Béatrice Pepper, porte-parole de Loto Québec, assure que la société de loteries se préoccupe du phénomène : "Nous avons créé, il y a dix ans, une direction de la recherche et de la prévention. Nous dépensons des millions de dollars pour mettre en place des mesures préventives. Actuellement, une équipe de psychologues de l’université Laval de Québec fait le tour des bars pour expliquer aux patrons quelles attitudes ils doivent adopter face à des joueurs réguliers. Lors du prochain renouvellement du parc des loteries vidéo, au cours de l’année 2002, nous allons équiper nos machines de nouvelles données. Par exemple, nous indiquerons au joueur son temps de jeu."

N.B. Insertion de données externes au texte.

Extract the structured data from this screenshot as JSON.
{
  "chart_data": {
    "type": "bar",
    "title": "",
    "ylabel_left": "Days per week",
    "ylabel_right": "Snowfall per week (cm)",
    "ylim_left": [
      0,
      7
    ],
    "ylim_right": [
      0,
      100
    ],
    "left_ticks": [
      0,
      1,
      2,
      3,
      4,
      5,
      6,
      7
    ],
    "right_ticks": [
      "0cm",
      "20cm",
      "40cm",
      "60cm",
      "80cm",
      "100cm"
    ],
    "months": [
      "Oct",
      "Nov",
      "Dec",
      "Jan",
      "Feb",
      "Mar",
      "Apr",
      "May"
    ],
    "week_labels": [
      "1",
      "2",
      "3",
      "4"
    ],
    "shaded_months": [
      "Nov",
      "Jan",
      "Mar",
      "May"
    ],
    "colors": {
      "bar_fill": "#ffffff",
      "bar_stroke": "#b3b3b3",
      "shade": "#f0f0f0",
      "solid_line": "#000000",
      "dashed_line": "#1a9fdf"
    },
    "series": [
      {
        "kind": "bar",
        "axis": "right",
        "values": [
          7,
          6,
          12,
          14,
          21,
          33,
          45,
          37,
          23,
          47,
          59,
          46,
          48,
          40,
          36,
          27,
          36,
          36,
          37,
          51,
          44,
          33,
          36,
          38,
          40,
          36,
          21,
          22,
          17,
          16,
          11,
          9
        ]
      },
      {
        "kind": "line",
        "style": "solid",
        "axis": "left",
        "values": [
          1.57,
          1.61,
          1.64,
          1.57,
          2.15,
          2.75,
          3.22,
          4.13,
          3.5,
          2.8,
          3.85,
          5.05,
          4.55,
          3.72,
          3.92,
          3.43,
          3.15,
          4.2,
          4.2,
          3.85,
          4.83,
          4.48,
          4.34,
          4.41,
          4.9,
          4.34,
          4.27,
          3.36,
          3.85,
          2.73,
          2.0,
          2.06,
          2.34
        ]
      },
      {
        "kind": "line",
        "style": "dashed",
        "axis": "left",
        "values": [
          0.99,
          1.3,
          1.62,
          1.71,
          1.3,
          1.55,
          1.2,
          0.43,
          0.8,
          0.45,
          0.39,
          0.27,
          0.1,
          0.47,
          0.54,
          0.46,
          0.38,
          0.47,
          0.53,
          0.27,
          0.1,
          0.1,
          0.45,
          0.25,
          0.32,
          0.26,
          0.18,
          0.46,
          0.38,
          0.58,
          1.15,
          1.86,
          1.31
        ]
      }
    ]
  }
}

Le gouvernement a, par ailleurs, décidé que Loto Québec devra payer : dans les cinq prochaines années, la société devra verser plus de 20 millions de dollars canadiens par an (soit 90 millions de francs), au ministère de la Santé. Ces fonds serviront notamment à financer des centres de thérapie et des actions de prévention. Pour l’année 2000-2001, les Québecois ont 4,5 milliards de dollars canadiens dans les appareils de loterie vidéo. Le gouvernement québécois, de son côté, a empoché 639 millions de dollars canadiens (environ 2,9 milliards de francs) sur cette manne. Quoi qu’il en soit, il a déjà promis la tenue, en septembre prochain, d’un forum de réflexion sur les loteries vidéo...
(1) Le jeu pathologique ou jeu compulsif est une maladie aujourd’hui reconnue par l’OMS (Organisation mondiale de la santé). Les symptômes de cette maladie ont été décrits pour la première fois dans les années 80 par l’American Psychiatric Association (APA). Parmi les principaux signes révélateurs : compter sur les autres pour obtenir de l’argent et se sortir de situations désespérées dues au jeu, retourner souvent jouer un autre jour pour recouvrer ses pertes ou encore dissimuler ses problèmes de jeux.